Getting a cabinet with a working CRT monitor was a pleasant bonus, and now I see it running I really like it. However: I think I’m still going to go through with my plan to fit a flat-panel. My hearing is sensitive and the “whine” of a CRT often bothers me, as does the thought of the CRT’s higher power consumption. My final goal is to have this cabinet in my living room, left running possibly all day – so I want a display that uses less power, generates less heat, and is attractive to look at. And I do like to see big, clear, perfectly-edged pixels rather than the soft ‘fuzz’ of CRT.
When I do replace it, I’ll hang on to the CRT as a spare (or for my test rig). If I ever get hold of a cheap cocktail table that needs a new monitor, then I’ll be sorted.
The Control Panel
The cabinet is set up for two players; each player has an eight-way joystick and three fire buttons. There is no panel decoration – it’s plain black. It’s functional and it works.
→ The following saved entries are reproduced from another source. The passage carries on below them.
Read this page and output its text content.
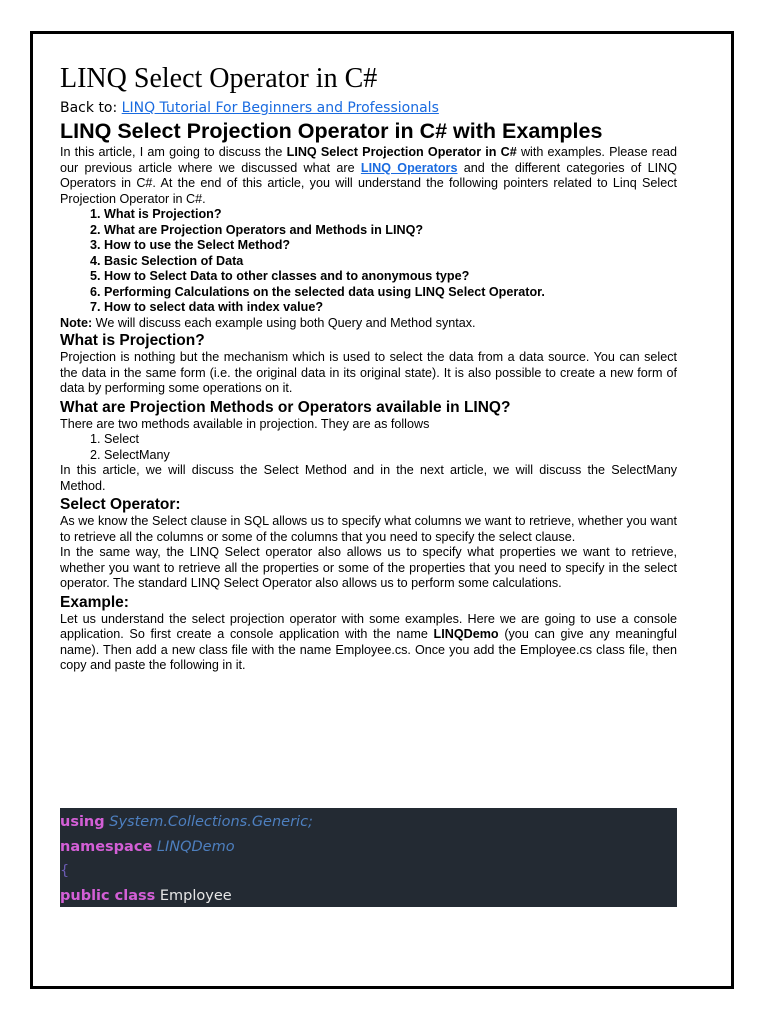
LINQ Select Operator in C#
Back to: LINQ Tutorial For Beginners and Professionals
LINQ Select Projection Operator in C# with Examples

In this article, I am going to discuss the LINQ Select Projection Operator in C# with examples. Please read our previous article where we discussed what are LINQ Operators and the different categories of LINQ Operators in C#. At the end of this article, you will understand the following pointers related to Linq Select Projection Operator in C#.

1. What is Projection?
2. What are Projection Operators and Methods in LINQ?
3. How to use the Select Method?
4. Basic Selection of Data
5. How to Select Data to other classes and to anonymous type?
6. Performing Calculations on the selected data using LINQ Select Operator.
7. How to select data with index value?

Note: We will discuss each example using both Query and Method syntax.

What is Projection?

Projection is nothing but the mechanism which is used to select the data from a data source. You can select the data in the same form (i.e. the original data in its original state). It is also possible to create a new form of data by performing some operations on it.

What are Projection Methods or Operators available in LINQ?

There are two methods available in projection. They are as follows

1. Select
2. SelectMany

In this article, we will discuss the Select Method and in the next article, we will discuss the SelectMany Method.

Select Operator:

As we know the Select clause in SQL allows us to specify what columns we want to retrieve, whether you want to retrieve all the columns or some of the columns that you need to specify the select clause.

In the same way, the LINQ Select operator also allows us to specify what properties we want to retrieve, whether you want to retrieve all the properties or some of the properties that you need to specify in the select operator. The standard LINQ Select Operator also allows us to perform some calculations.

Example:

Let us understand the select projection operator with some examples. Here we are going to use a console application. So first create a console application with the name LINQDemo (you can give any meaningful name). Then add a new class file with the name Employee.cs. Once you add the Employee.cs class file, then copy and paste the following in it.

using System.Collections.Generic;
namespace LINQDemo
{
public class Employee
I think I’m going to redo the layout for just a single player. Very few of the games (actually: I can’t think of any) I want to play have a “co-operative” two player mode. I’d rather spread the controls out. Thankfully, the control panel has easy-release hooks holding it to the rest of the cabinet, so if I wanted I could make it easy to swap-out the control panel, in case I ever need the old layout.
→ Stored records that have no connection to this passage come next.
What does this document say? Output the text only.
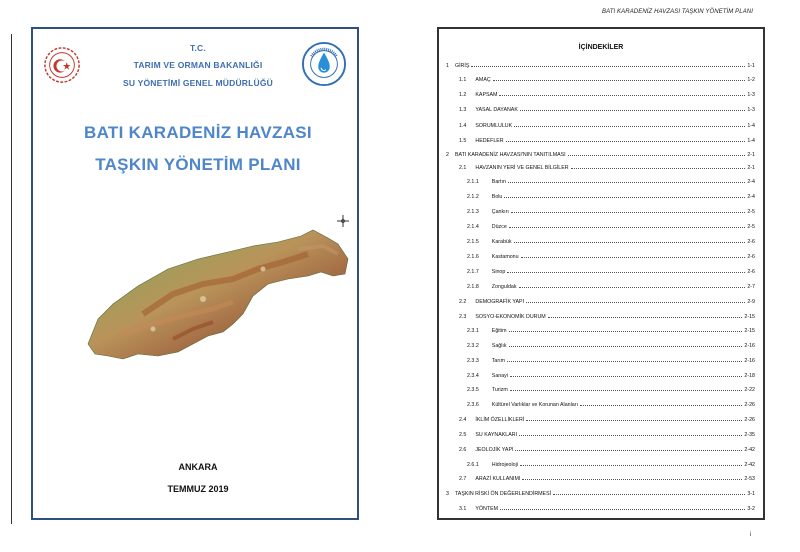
BATI KARADENİZ HAVZASI TAŞKIN YÖNETİM PLANI
T.C.
TARIM VE ORMAN BAKANLIĞI
SU YÖNETİMİ GENEL MÜDÜRLÜĞÜ
BATI KARADENİZ HAVZASI
TAŞKIN YÖNETİM PLANI
ANKARA
TEMMUZ 2019
İÇİNDEKİLER
1 GİRİŞ	1-1
1.1 AMAÇ	1-2
1.2 KAPSAM	1-3
1.3 YASAL DAYANAK	1-3
1.4 SORUMLULUK	1-4
1.5 HEDEFLER	1-4
2 BATI KARADENİZ HAVZASI'NIN TANITILMASI	2-1
2.1 HAVZANIN YERİ VE GENEL BİLGİLER	2-1
2.1.1 Bartın	2-4
2.1.2 Bolu	2-4
2.1.3 Çankırı	2-5
2.1.4 Düzce	2-5
2.1.5 Karabük	2-6
2.1.6 Kastamonu	2-6
2.1.7 Sinop	2-6
2.1.8 Zonguldak	2-7
2.2 DEMOGRAFİK YAPI	2-9
2.3 SOSYO-EKONOMİK DURUM	2-15
2.3.1 Eğitim	2-15
2.3.2 Sağlık	2-16
2.3.3 Tarım	2-16
2.3.4 Sanayi	2-18
2.3.5 Turizm	2-22
2.3.6 Kültürel Varlıklar ve Korunan Alanları	2-26
2.4 İKLİM ÖZELLİKLERİ	2-26
2.5 SU KAYNAKLARI	2-35
2.6 JEOLOJİK YAPI	2-42
2.6.1 Hidrojeoloji	2-42
2.7 ARAZİ KULLANIMI	2-53
3 TAŞKIN RİSKİ ÖN DEĞERLENDİRMESİ	3-1
3.1 YÖNTEM	3-2
i
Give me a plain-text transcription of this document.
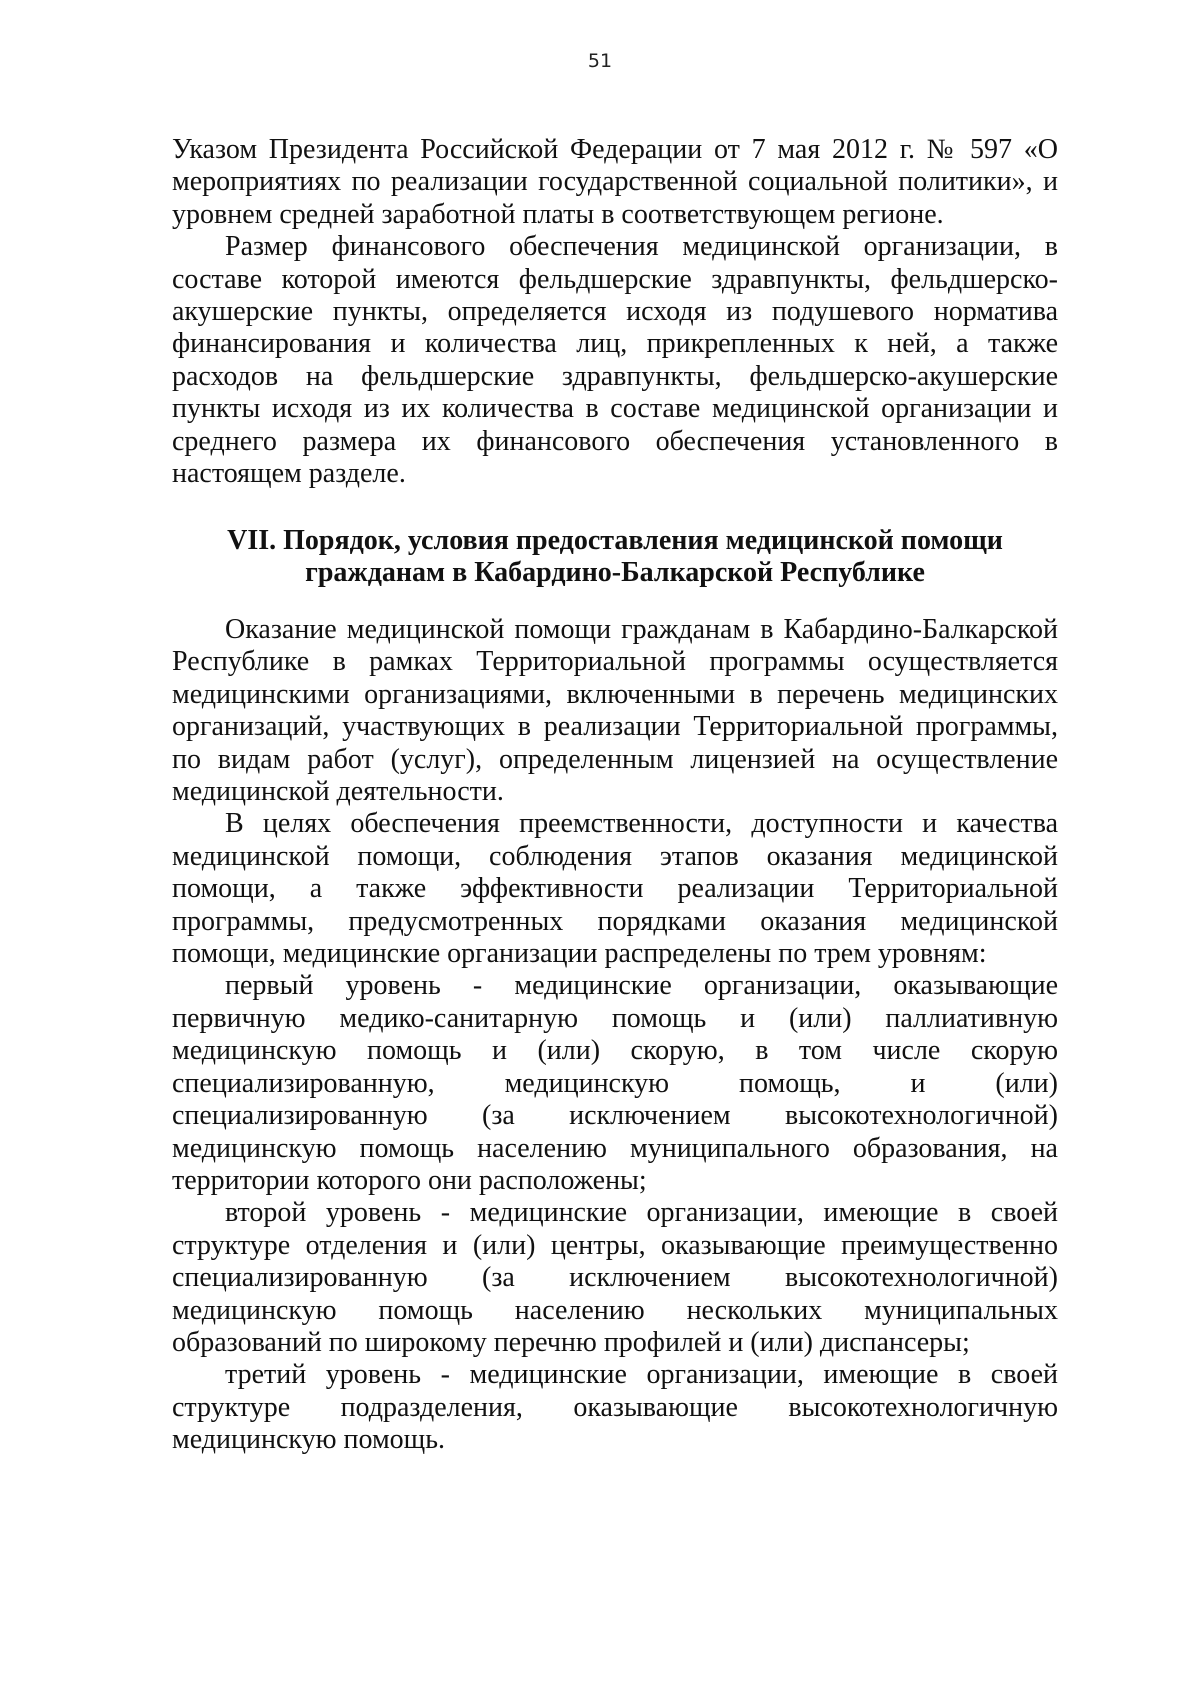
51

Указом Президента Российской Федерации от 7 мая 2012 г. № 597 «О мероприятиях по реализации государственной социальной политики», и уровнем средней заработной платы в соответствующем регионе.

Размер финансового обеспечения медицинской организации, в составе которой имеются фельдшерские здравпункты, фельдшерско-акушерские пункты, определяется исходя из подушевого норматива финансирования и количества лиц, прикрепленных к ней, а также расходов на фельдшерские здравпункты, фельдшерско-акушерские пункты исходя из их количества в составе медицинской организации и среднего размера их финансового обеспечения установленного в настоящем разделе.

VII. Порядок, условия предоставления медицинской помощи
гражданам в Кабардино-Балкарской Республике

Оказание медицинской помощи гражданам в Кабардино-Балкарской Республике в рамках Территориальной программы осуществляется медицинскими организациями, включенными в перечень медицинских организаций, участвующих в реализации Территориальной программы, по видам работ (услуг), определенным лицензией на осуществление медицинской деятельности.

В целях обеспечения преемственности, доступности и качества медицинской помощи, соблюдения этапов оказания медицинской помощи, а также эффективности реализации Территориальной программы, предусмотренных порядками оказания медицинской помощи, медицинские организации распределены по трем уровням:

первый уровень - медицинские организации, оказывающие первичную медико-санитарную помощь и (или) паллиативную медицинскую помощь и (или) скорую, в том числе скорую специализированную, медицинскую помощь, и (или) специализированную (за исключением высокотехнологичной) медицинскую помощь населению муниципального образования, на территории которого они расположены;

второй уровень - медицинские организации, имеющие в своей структуре отделения и (или) центры, оказывающие преимущественно специализированную (за исключением высокотехнологичной) медицинскую помощь населению нескольких муниципальных образований по широкому перечню профилей и (или) диспансеры;

третий уровень - медицинские организации, имеющие в своей структуре подразделения, оказывающие высокотехнологичную медицинскую помощь.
Building a control panel just for a single player will make for a comfier experience; but most importantly, it’ll give me the space to add a trackball.
I would never have considered it had I not visited the Retro event at Wolverhampton. There I had the chance to play Centipede and Missile Command on proper hardware – both games that I had only played as conversions on the BBC Micro. I had found both games underwhelming, and never understood what the fuss was about.
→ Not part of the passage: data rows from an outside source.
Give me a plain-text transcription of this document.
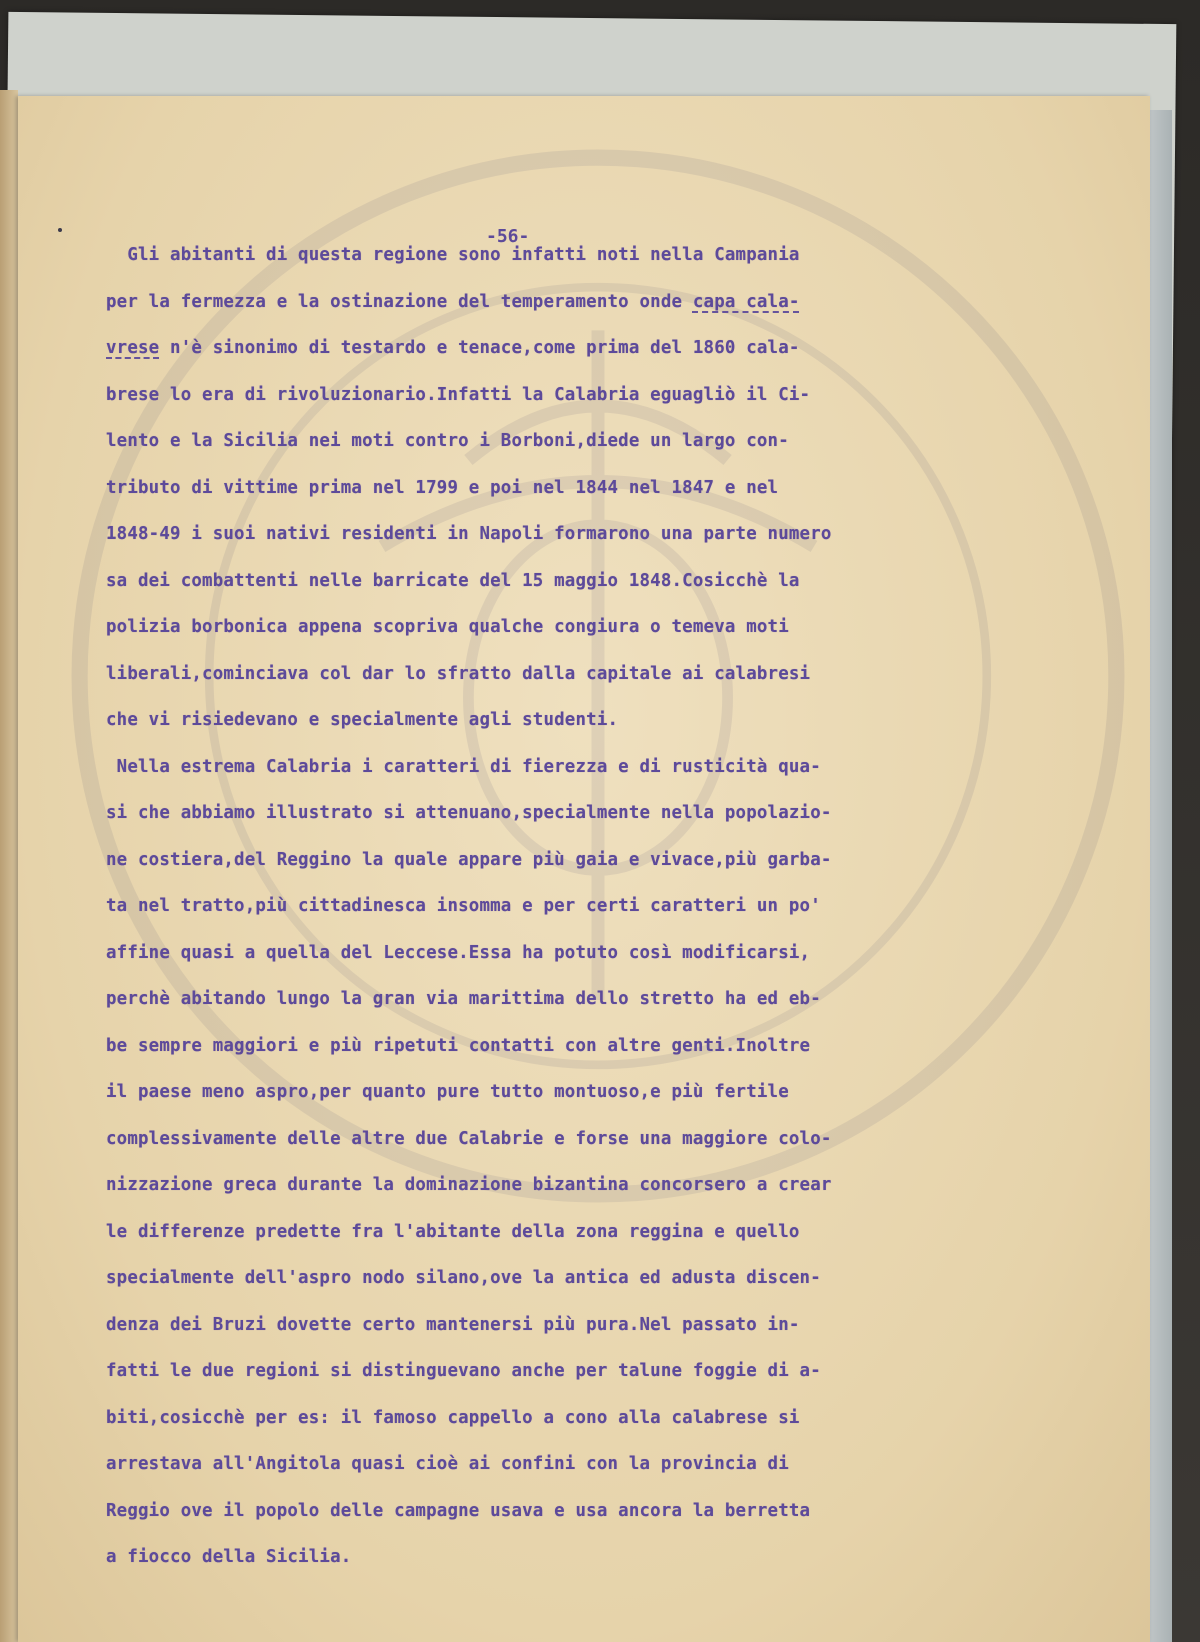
-56-
Gli abitanti di questa regione sono infatti noti nella Campania
per la fermezza e la ostinazione del temperamento onde capa cala-
vrese n'è sinonimo di testardo e tenace,come prima del 1860 cala-
brese lo era di rivoluzionario.Infatti la Calabria eguagliò il Ci-
lento e la Sicilia nei moti contro i Borboni,diede un largo con-
tributo di vittime prima nel 1799 e poi nel 1844 nel 1847 e nel
1848-49 i suoi nativi residenti in Napoli formarono una parte numero
sa dei combattenti nelle barricate del 15 maggio 1848.Cosicchè la
polizia borbonica appena scopriva qualche congiura o temeva moti
liberali,cominciava col dar lo sfratto dalla capitale ai calabresi
che vi risiedevano e specialmente agli studenti.
Nella estrema Calabria i caratteri di fierezza e di rusticità qua-
si che abbiamo illustrato si attenuano,specialmente nella popolazio-
ne costiera,del Reggino la quale appare più gaia e vivace,più garba-
ta nel tratto,più cittadinesca insomma e per certi caratteri un po'
affine quasi a quella del Leccese.Essa ha potuto così modificarsi,
perchè abitando lungo la gran via marittima dello stretto ha ed eb-
be sempre maggiori e più ripetuti contatti con altre genti.Inoltre
il paese meno aspro,per quanto pure tutto montuoso,e più fertile
complessivamente delle altre due Calabrie e forse una maggiore colo-
nizzazione greca durante la dominazione bizantina concorsero a crear
le differenze predette fra l'abitante della zona reggina e quello
specialmente dell'aspro nodo silano,ove la antica ed adusta discen-
denza dei Bruzi dovette certo mantenersi più pura.Nel passato in-
fatti le due regioni si distinguevano anche per talune foggie di a-
biti,cosicchè per es: il famoso cappello a cono alla calabrese si
arrestava all'Angitola quasi cioè ai confini con la provincia di
Reggio ove il popolo delle campagne usava e usa ancora la berretta
a fiocco della Sicilia.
Playing those titles with a trackball was enlightening. They are fantastic when played on proper hardware! There really is no substitute for a well-built, heavy trackball control! Unfortunately the cost of a good trackball seems to be between 70 and 100 pounds (I have a feeling that if I bought cheap, I’d just end-up buying twice) so I won’t be doing it right away … but I can at least reserve a space for it.
The Coin Mechanism
I removed this almost as soon as I got the door open. I have no interest in one as my cabinet is going to be free-play. I know I’m tight, but I’m not sure I could justify charging my kids to play it.
The Speaker
There’s just the one speaker, mounted above the screen. Seems very new, and sounds fine. But I want to add a volume control: this will be in the living room, and I want to be able to play it while my wife is watching TV, or at night when I’m suffering from insomnia. I might even try and hide a headphone socket somewhere.
The space left by removing the coin box would take a subwoofer nicely. Just a thought.
The Marquee
A rather non-specific, lacklustre piece of art, printed on cheap paper. Its not backlit and there’s no provision for it, but the whole top of the cabinet is empty (aside from the speaker) so there’s loads of room to fit something. I quite like the idea of using white LEDs rather than a usual striplight.
The Bezel
A plain piece of perspex that covers the screen. The edges have been painted black (rather badly) to hide the chipboard and runners that support the monitor.
To-do List
So now I have it and have had a proper look around it, I can compose a todo list.
- Clean the cabinet.
- Replace the wiring.
- New control panel.
- Add a volume control.
- Better marquee artwork.
- Backlight the marquee with white LEDs.
- Replace the PCB with either a multigame board, RasPi or PC.
- Replace the CRT with an LCD.
- Add bezel graphics.
This will require a lot of MONEY. So if anyone needs an after-dinner speaker, bespoke software engineer, occasional writer or contract killer and will pay well, then please let me know.